Dalroy turned. Irene stood close behind. She knew when he left the garret, and had followed swiftly. She confessed afterwards that she thought he meant to carry out his self-denying project, and leave her.
“You are mistaken, Monsieur Joos,” she said now, speaking with an aristocratic calm which had an immediate effect on the miller and his distraught womenfolk. “You do not know the German soldier. He is a machine that obeys orders. He will kill, or not kill, exactly as he is bidden. If your house has been excepted it is absolutely safe.”
She was right. The mill was one of the places in Visé spared by German malice that day. A well-defined section of the little town was given up to murder, and loot, and fire, and rapine. Scenes were enacted which are indescribable. A brutal soldiery glutted its worst passions on an unarmed and defenceless population.
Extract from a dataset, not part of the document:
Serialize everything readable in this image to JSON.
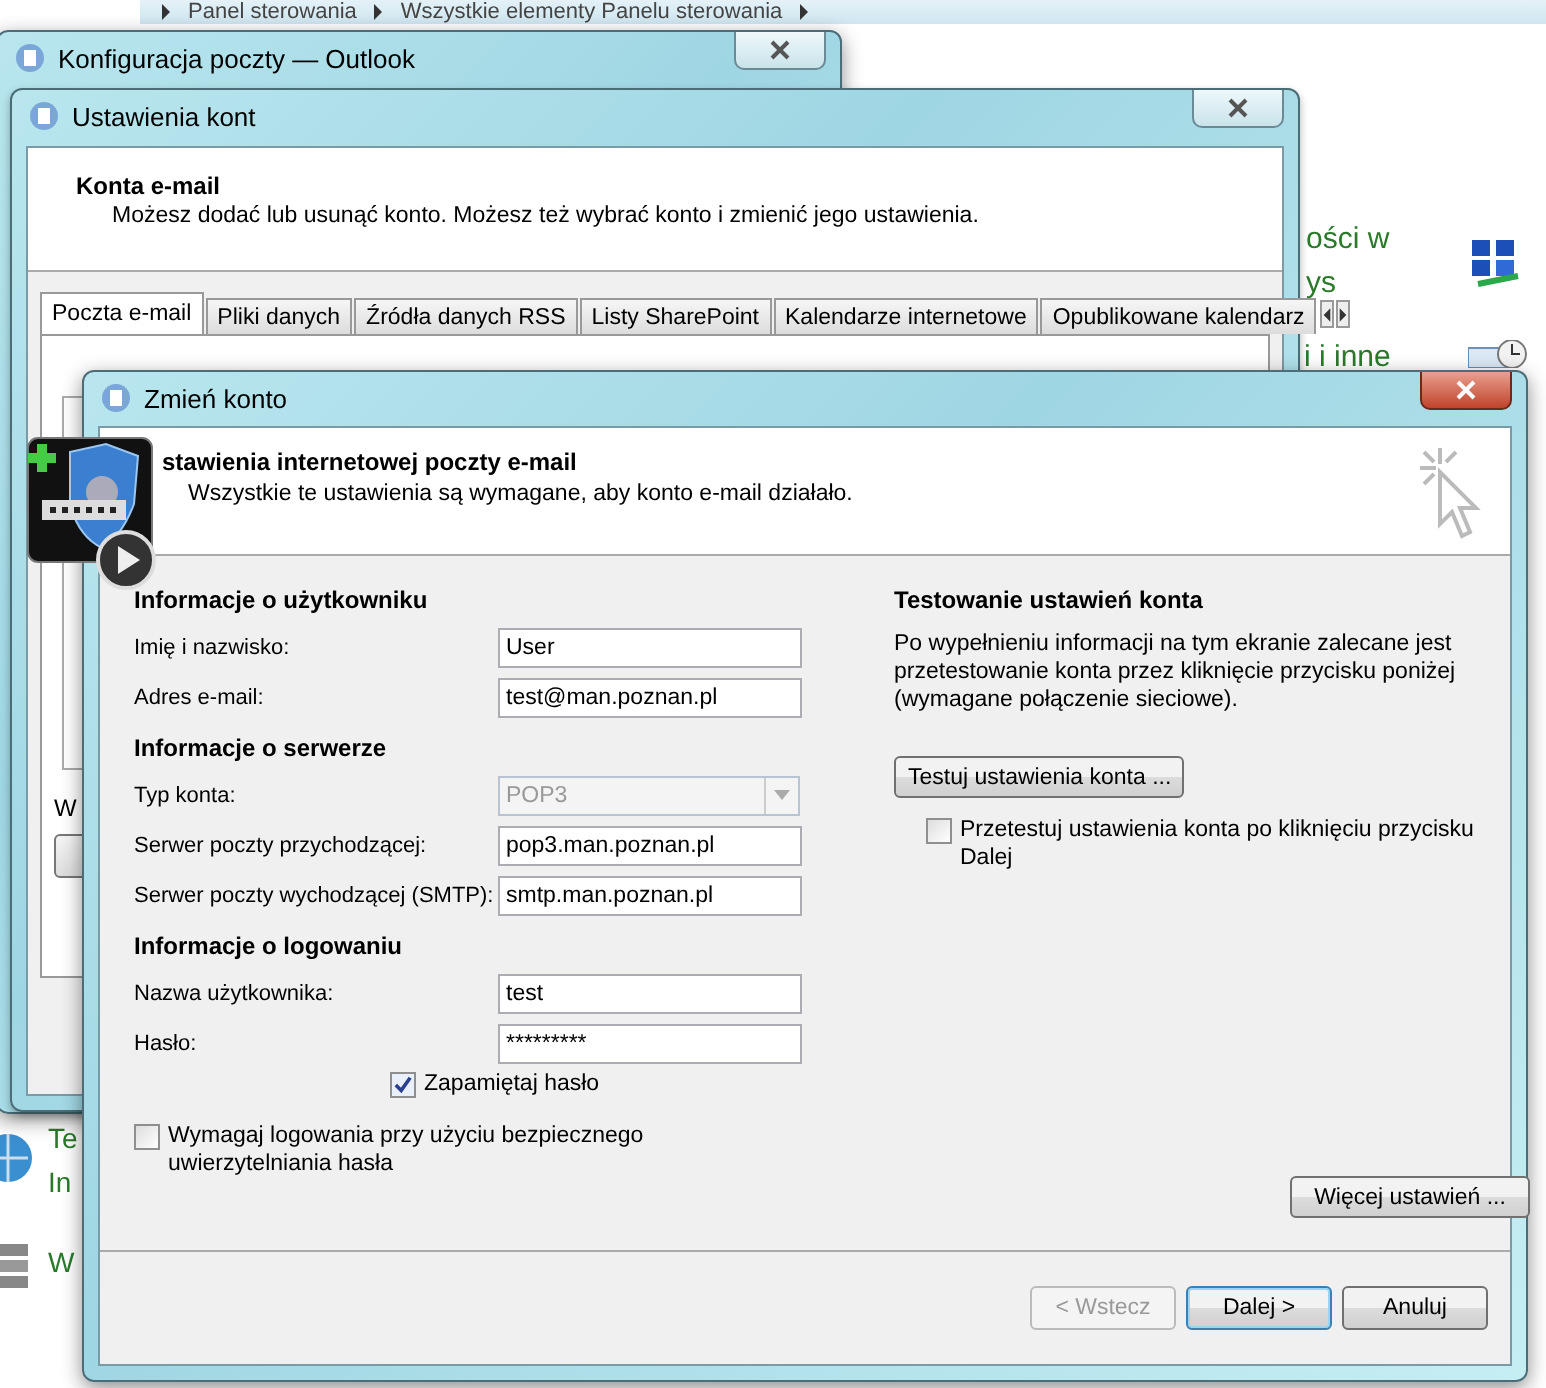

The hour was near when some hysterical folk would tell of the apparition of angels at Mons; but old Henri Joos was unquestionably right when he spoke of the presence of devils in Visé.
CHAPTER V
BILLETS
The miller’s volcanic outburst seemed to have exhausted itself; he subsided to the oaken bench, leaned forward, elbows on knees, and thrust his clenched fists against his ears as though he would shut out the deafening clamour of the guns. This attitude of dejection evidently alarmed Madame Joos. She forgot her own fears in solicitude for her husband. Bending over him, she patted his shoulder with a maternal hand, since every woman is at heart a mother—a mother first and essentially.
“Maybe the lady is right, Henri,” she said tenderly. “Young as she is, she may understand these things better than countryfolk like us.”
“Ah, Lise,” he moaned, “you would have dropped dead had you seen poor Dupont. He wriggled for a long minute after he fell. And the Abbé, with his white hair! Some animal of a Prussian fired at his face.”